Perluasan wilayah ke Jawa dan Semenanjung Melayu (Malaysia), menjadikan
Sriwijaya menguasai dua pusat perdagangan utama di Asia Tenggara. Catatan atau
bukti peninggalan Sriwijaya memang tersebar di berbagai negara yang berada
dalam kekuasaannya.
Kota Indrapura di tepi sungai Mekong, di awal abad ke-8 berada di bawah
kendali Palembang. Sriwijaya meneruskan dominasinya atas Kamboja, sampai raja
Khmer Jayawarman II, pendiri imperium Khmer, memutuskan hubungan dengan
kerajaan di abad yang sama.
Pada masa Samaratungga berkuasa, 792 sampai 835, ia lebih memusatkan
perhatian pada penguasaan wilayah di Pulau Jawa. Pada masa kepemimpinannya
itulah Candi Borobudur di Jawa dibangun dan selesai pada tahun 825.
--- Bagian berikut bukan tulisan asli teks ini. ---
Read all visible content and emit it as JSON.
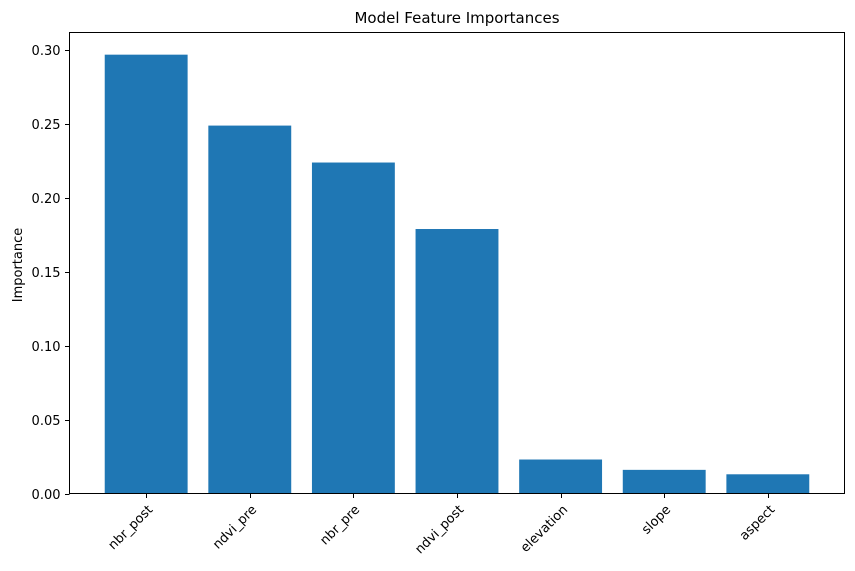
{
  "chart_data": {
    "type": "bar",
    "title": "Model Feature Importances",
    "xlabel": "",
    "ylabel": "Importance",
    "categories": [
      "nbr_post",
      "ndvi_pre",
      "nbr_pre",
      "ndvi_post",
      "elevation",
      "slope",
      "aspect"
    ],
    "values": [
      0.297,
      0.249,
      0.224,
      0.179,
      0.023,
      0.016,
      0.013
    ],
    "ylim": [
      0,
      0.312
    ],
    "yticks": [
      "0.00",
      "0.05",
      "0.10",
      "0.15",
      "0.20",
      "0.25",
      "0.30"
    ],
    "ytick_values": [
      0,
      0.05,
      0.1,
      0.15,
      0.2,
      0.25,
      0.3
    ],
    "bar_color": "#1f77b4",
    "grid": false,
    "legend": "none"
  }
}
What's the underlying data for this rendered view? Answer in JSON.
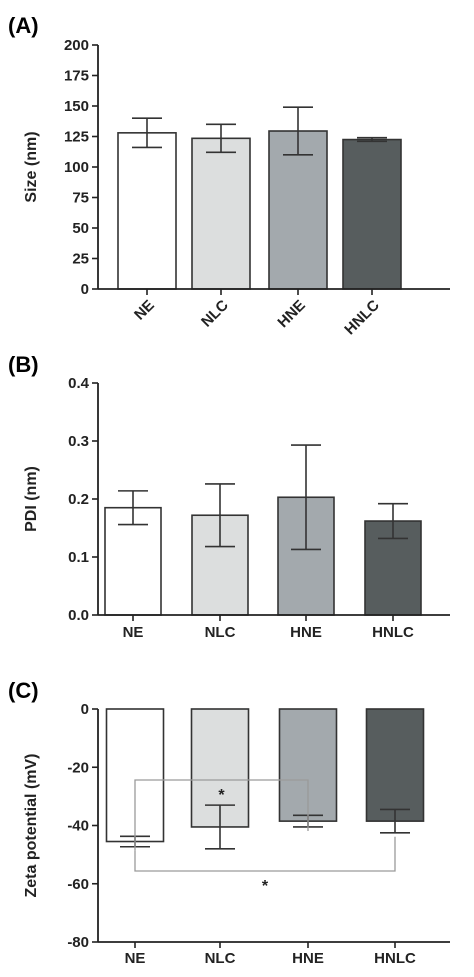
{
  "colors": [
    "#ffffff",
    "#dcdede",
    "#a3a9ad",
    "#575d5e"
  ],
  "chart_data": [
    {
      "type": "bar",
      "panel": "(A)",
      "categories": [
        "NE",
        "NLC",
        "HNE",
        "HNLC"
      ],
      "values": [
        128,
        123.5,
        129.5,
        122.5
      ],
      "errors": [
        12,
        11.5,
        19.5,
        1.5
      ],
      "ylabel": "Size (nm)",
      "ylim": [
        0,
        200
      ],
      "yticks": [
        0,
        25,
        50,
        75,
        100,
        125,
        150,
        175,
        200
      ],
      "xlabel_rotated": true
    },
    {
      "type": "bar",
      "panel": "(B)",
      "categories": [
        "NE",
        "NLC",
        "HNE",
        "HNLC"
      ],
      "values": [
        0.185,
        0.172,
        0.203,
        0.162
      ],
      "errors": [
        0.029,
        0.054,
        0.09,
        0.03
      ],
      "ylabel": "PDI (nm)",
      "ylim": [
        0,
        0.4
      ],
      "yticks": [
        0.0,
        0.1,
        0.2,
        0.3,
        0.4
      ],
      "xlabel_rotated": false
    },
    {
      "type": "bar",
      "panel": "(C)",
      "categories": [
        "NE",
        "NLC",
        "HNE",
        "HNLC"
      ],
      "values": [
        -45.5,
        -40.5,
        -38.5,
        -38.5
      ],
      "errors": [
        1.8,
        7.5,
        2.0,
        4.0
      ],
      "ylabel": "Zeta potential (mV)",
      "ylim": [
        -80,
        0
      ],
      "yticks": [
        0,
        -20,
        -40,
        -60,
        -80
      ],
      "xlabel_rotated": false,
      "significance": [
        {
          "from": "NE",
          "to": "HNE",
          "label": "*"
        },
        {
          "from": "NE",
          "to": "HNLC",
          "label": "*"
        }
      ]
    }
  ]
}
Pada abad ke-12, luas wilayah Sriwijaya meliputi Sumatera, Sri Lanka,
Malaysia (Kelantan, Kedah, Pahang, misalnya), Jawa Barat, Sulawesi, Maluku,
Kalimantan, dan Filipina. Dengan penguasaan tersebut, kerajaan Sriwijaya
menjadi kerajaan maritim besar hingga sekitar tahun 1200.
Kekuatan Sriwijaya mulai pudar pada sekitar tahun 1000. Rajendra Chola,
Raja Chola dari Koromandel, India Selatan menyerang Sriwijaya dalam tiga
gelombang. Yang pertama tahun 1017. Kemudian tahun 1025 pasukan India Selatan
menaklukkan Kedah dari Sriwijaya dan menguasainya. Pada tahun 1068 hampir seluruh
wilayah Sriwijaya diserang. Meskipun serbuan Chola tidak berhasil sepenuhnya,
tetapi serangan-serangannya memberi dampak yang sangat besar. Beberapa negara
kecil yang tadinya berada di bawah kekuasaan Sriwijaya melepaskan diri.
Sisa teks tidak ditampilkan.